Abstract

Aspirin in doses of approximately 300 mg/day may be recommended for the primary prevention of myocardial infarction in males and probably also in females, but only in those individuals with a moderate to high risk of cardiovascular disease. In patients with stable angina, aspirin decreases the risk for a first myocardial infarction. Aspirin or ticlopidine should be given to patients with unstable angina, in conjunction with heparin in the most severe cases. Long-term oral anticoagulant treatment after myocardial infarction in low risk patients has a limited effect on mortality but reduces the incidence of non-fatal recurrent myocardial infarction and stroke. Daily aspirin is more convenient and simple, and is at least as effective, but associated with a lower risk of bleeding. The concurrent use of aspirin and low intensity anticoagulation in the secondary prevention of myocardial infarction has, however, not been investigated. Various antiplatelet agents, including aspirin (alone or combined with dipyridamole) and ticlopidine, have, in contrast to oral anticoagulants, proved useful in the prevention of early thrombosis in aorto-coronary grafts, provided treatment begins at the latest 6 h after surgery.
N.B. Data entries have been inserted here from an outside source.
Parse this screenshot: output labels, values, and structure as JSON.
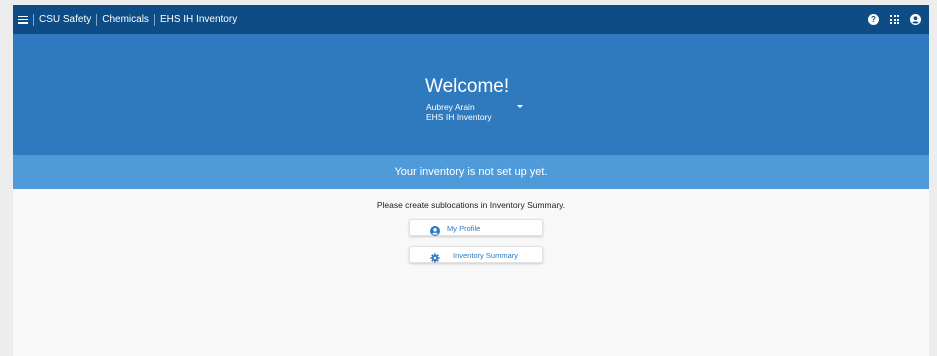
{
  "header": {
    "crumbs": [
      "CSU Safety",
      "Chemicals",
      "EHS IH Inventory"
    ],
    "icons": [
      "menu-icon",
      "help-icon",
      "apps-grid-icon",
      "account-icon"
    ]
  },
  "hero": {
    "title": "Welcome!",
    "user_name": "Aubrey Arain",
    "app_name": "EHS IH Inventory"
  },
  "notice": {
    "text": "Your inventory is not set up yet."
  },
  "main": {
    "hint": "Please create sublocations in Inventory Summary.",
    "buttons": [
      {
        "label": "My Profile",
        "icon": "account-icon"
      },
      {
        "label": "Inventory Summary",
        "icon": "gear-icon"
      }
    ]
  },
  "colors": {
    "topbar": "#0e4c86",
    "hero": "#2f7abf",
    "notice": "#4f9bd9",
    "accent": "#2f7abf"
  }
}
The usefulness of antiplatelet drugs has been well established in the prevention of immediate reocclusion following coronary angioplasty, but so far no drugs can prevent late restenosis. In patients with a synthetic cardiac valve prosthesis, lifelong treatment with coumarins is still indispensable, but their antithrombotic effect can be reinforced by dipyridamole or aspirin which also allows to reduce the intensity of anticoagulation. In uncomplicated bioprosthetic valve replacement, low intensity anticoagulation during the first 3 months suffices. Diuretics probably provide the best primary protection against cerebrovascular accidents in moderate hypertensives, although medium doses of aspirin may be considered in elderly people at high risk of such accidents. Aspirin (alone or combined with dipyridamole) and ticlopidine may be recommended for the secondary prevention of cerebral ischaemic accidents. Aspirin and ticlopidine, but not oral anticoagulants, reinforce the treatment of obliterative arterial disease in the lower limbs.